内含子中启动子元件调控菜豆PvSR2基因转录的机制

Intron plays important roles in a gene expression. Recent studies have shown that the alternative intronic promoter usage is an important source for generating protein and regulatory diversity from the same gene. Although several intronic promoters are found in a few plant genes including our previously reported bean PvSR2 gene, the transcriptional regulation of these plant genes by their intronic promoters remain largely unknown. To provide further evidence for this, we characterized the roles of intronic promoter on the PvSR2 transcription. We revealed that PvSR2 generated a shorter PvSR2 transcript (S-PvSR2) through the use of intronic promoter. S-PvSR2 was predominantly expressed in aerial organs (leaf and stem). Immunoblot assay confirmed that S-PvSR2 encodes a novel 60-anino acid protein distinct from PvSR2, which named as NP2 (novel PvSR2). NP2 seemed to function as a transcription factor, because it was localized to the nucleus and showed the transcriptional activation activity in yeast. Interestingly, NP2 bound to the PvSR2 upstream promoter and thereby increased the PvSR2 expression, thus constituting a positive autoregulatory loop. .We apply this proposal based on above results. The overall objective of this proposal is to further understand the intronic promoter-mediated transcriptional regulation of PvSR2. In the next four years, we wish to achieve the following three specific objectives: (1) Identification of NP2-binding sites within the PvSR2 upstream promoter and DNA-binding domain of NP2; (2) Isolation and characterization of transcriptional regulatory factors of PvSR2 interacting with NP2; (3) Identification of the PvSR2 intronic promoter sequences involved in organ-specific response and its binding transcription factors.

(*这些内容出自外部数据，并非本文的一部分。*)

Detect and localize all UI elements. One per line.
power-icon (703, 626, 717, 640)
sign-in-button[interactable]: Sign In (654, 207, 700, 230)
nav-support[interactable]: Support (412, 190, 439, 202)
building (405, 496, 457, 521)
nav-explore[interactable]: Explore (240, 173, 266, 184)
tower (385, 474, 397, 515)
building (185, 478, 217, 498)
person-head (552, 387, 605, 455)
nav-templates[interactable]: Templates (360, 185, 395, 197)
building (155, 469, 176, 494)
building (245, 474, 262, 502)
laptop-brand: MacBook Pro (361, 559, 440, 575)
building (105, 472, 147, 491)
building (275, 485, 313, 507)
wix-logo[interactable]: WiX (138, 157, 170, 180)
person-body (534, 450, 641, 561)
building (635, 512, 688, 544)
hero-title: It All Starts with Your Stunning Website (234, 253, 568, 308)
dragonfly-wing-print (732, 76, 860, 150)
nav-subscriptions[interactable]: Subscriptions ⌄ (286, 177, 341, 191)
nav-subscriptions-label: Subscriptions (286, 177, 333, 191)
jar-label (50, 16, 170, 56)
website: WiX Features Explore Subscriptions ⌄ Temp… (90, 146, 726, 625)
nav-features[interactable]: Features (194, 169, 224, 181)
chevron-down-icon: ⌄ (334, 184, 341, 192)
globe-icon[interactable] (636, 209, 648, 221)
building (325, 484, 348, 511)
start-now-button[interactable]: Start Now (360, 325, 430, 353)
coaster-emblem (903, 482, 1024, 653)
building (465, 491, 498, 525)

Our results will further our understanding about the intron-mediated PvSR2 transcription and provide a new insight into the molecular mechanism underlying intronic promoter-mediated transcription of its own gene, i.e. the intronic promoter-mediated autoregulatory loop controlling gene transcription.

内含子中启动子(intronic promoter)是内含子调控基因转录的重要元件，在基因表达多样性方面发挥着重要作用。植物内含子中启动子研究还处于初级阶段，仅在几个基因（包括我们报道的菜豆PvSR2基因）内含子中发现启动子，这些启动子调控基因转录的机制还不清楚。近期工作表明PvSR2内含子中启动子产生一个在茎、叶特异表达的转录本，赋予PvSR2器官特异表达模式。该转录本编码一个能与上游启动子结合并激活PvSR2表达的转录因子NP2，形成一个自调控环路。在此基础上，本项目综合应用细胞、分子和遗传学技术，解析NP2识别的启动子元件，筛选NP2互作的PvSR2转录调控因子，鉴定内含子中启动子器官特异响应区段及其结合转录因子。通过这些研究最终阐明内含子中启动子调控PvSR2转录两种方式（自调控环路和器官特异表达）的分子机制。研究结果对揭示内含子中启动子调控植物基因转录方式及其机制具有一定意义。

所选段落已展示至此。